After nine weeks in cinemas, Universal’s No Time To Die has now surpassed the lifetime gross of Spectre, the previous James Bond title. No Time To Die added £492,097 this weekend – a -48% hold, better than most of the holdovers – and is at £95.5m, surpassing the £95.2m of 2015’s Spectre.

Skyfall’s lofty £103.2m – the second-highest gross ever in the territory – may be just out of reach, although No Time To Die is still taking a weekend location average of almost £1,000, and Bond films have notably longer tails even than other blockbusters.

Dune continues run

Dune continues to roll along for Warner Bros, and was one of the strongest performers of the weekend, dropping 34.9% with £413,184 taking it to just shy of £21m from six sessions.

An event cinema release of Cole Porter’s musical Anything Goes by Trafalgar Releasing took £368,691 from 433 sites on Sunday, November 28, at an average of £851 – a decent performance for product outside of the traditional film format.

King Richard

Source: Warner Bros

’King Richard’

Also for Warner Bros, King Richard dropped 53.7% on its opening weekend, with £250,165 taking it to £1.1m total.

The Boss Baby 2 dropped 62% on its sixth weekend for Universal, with £136,718 bringing it to just over £7m.

Sky’s A Boy Called Christmas, based on Matt Haig’s book of the same name, opened to £120,770, for 11th place in weekend releases. It played in 174 locations, taking an average of £694 per site, with theatrical bookings handled by Studiocanal.

In a sixth session, The French Dispatch dropped 51%, adding £81,228 to reach £3.9m for Disney. The studio also has Ron’s Gone Wrong in cinemas, which slid 71% on its seventh weekend with £53,882 taking it to £4.5m cume.

Spencer took a hit on its previous session, falling 77.3% with £69,000 bringing it to £2.7m cume. It will fall short of Pablo Larrain’s highest-grossing film in the territory - Jackie with £3.8m – although is clear in second place.

Further Universal titles included The Addams Family 2, which fell 74% with £45,631 taking it to £10.2m; and Edgar Wright’s Last Night In Soho, which dropped 61% with £38,206 adding to a total that stands at £2.3m.

Picturehouse Entertainment’s widest release to date, Reggie Yates’ directorial debut Pirates, opened to £40,000 at a location average of £221 from 181 sites. It has £54,000 including previews.

Petite Maman added £34,042 on its second weekend for Mubi, and is now at £180,630.

Lionsgate’s Mothering Sunday dropped 66.8% with £18,415 taking it to £426,526 from three weekends.

Ryusuke Hamaguchi’s Drive My Car is up to £69,369 from two weekends for Modern Films, having played in 25 locations on its second session, and increasing to 26 for its third. The film is looking to make further awards headway in international sections, having won best international feature at the Gotham awards on Monday, November 29.

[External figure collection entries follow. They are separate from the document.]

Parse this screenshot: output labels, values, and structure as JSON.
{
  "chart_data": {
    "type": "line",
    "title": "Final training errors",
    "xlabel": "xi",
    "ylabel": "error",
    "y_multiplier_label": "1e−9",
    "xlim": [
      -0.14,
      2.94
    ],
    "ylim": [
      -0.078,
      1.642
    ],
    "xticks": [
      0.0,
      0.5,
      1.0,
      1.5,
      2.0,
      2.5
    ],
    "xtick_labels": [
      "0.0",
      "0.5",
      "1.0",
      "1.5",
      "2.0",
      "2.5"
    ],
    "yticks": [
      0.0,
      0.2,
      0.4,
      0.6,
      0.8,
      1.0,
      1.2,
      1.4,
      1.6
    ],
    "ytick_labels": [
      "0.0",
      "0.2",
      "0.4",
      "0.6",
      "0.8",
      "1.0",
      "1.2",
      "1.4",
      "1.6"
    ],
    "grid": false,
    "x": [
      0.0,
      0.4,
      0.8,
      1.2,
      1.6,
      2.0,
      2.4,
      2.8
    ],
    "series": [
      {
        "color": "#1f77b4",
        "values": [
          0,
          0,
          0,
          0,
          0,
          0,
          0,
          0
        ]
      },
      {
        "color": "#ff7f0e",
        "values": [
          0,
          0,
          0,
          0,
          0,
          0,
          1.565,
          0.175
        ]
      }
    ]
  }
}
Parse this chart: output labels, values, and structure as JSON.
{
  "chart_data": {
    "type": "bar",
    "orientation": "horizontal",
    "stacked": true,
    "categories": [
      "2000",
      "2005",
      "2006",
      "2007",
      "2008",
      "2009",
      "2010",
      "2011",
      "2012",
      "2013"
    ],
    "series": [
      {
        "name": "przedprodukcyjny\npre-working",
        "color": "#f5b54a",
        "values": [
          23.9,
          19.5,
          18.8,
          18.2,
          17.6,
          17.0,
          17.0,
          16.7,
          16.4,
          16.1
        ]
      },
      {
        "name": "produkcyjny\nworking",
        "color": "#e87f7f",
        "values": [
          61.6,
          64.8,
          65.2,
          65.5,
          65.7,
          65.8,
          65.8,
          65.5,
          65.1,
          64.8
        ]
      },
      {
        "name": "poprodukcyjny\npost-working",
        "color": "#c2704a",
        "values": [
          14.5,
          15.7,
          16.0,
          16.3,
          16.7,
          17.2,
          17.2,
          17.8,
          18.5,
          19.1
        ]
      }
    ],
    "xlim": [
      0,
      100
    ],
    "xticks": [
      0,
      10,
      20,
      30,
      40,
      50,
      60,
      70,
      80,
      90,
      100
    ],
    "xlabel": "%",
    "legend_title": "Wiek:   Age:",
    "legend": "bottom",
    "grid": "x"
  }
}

BFI Distribution and Bohemia Media collaborated on a release of Bifa-nominated documentary Rebel Dykes, which opened to £12,162 and has £12,645 including previews.

Genre label Darkland opened Shepherd to £9,283, while the film has £14,650 including previews.

Two non-English-language titles are closing out: Trinity Film’s Chinese blockbuster The Battle At Lake Changjin added £10,914 for £75,608 total; while Polish-language drama Pitbull added £3,123 for Kinostar to reach £103,958.

Another title not in English, Radu Jude’s Berlinale Golden Bear winner Bad Luck Banging Or Loony Porn, opened to £3,314 from 12 locations at a £276 average for Sovereign Film Distribution.

Bulldog Film’s UK drama Lapwing opened to £1,666 from two locations, and has £3,361 including previews, with one site still to report.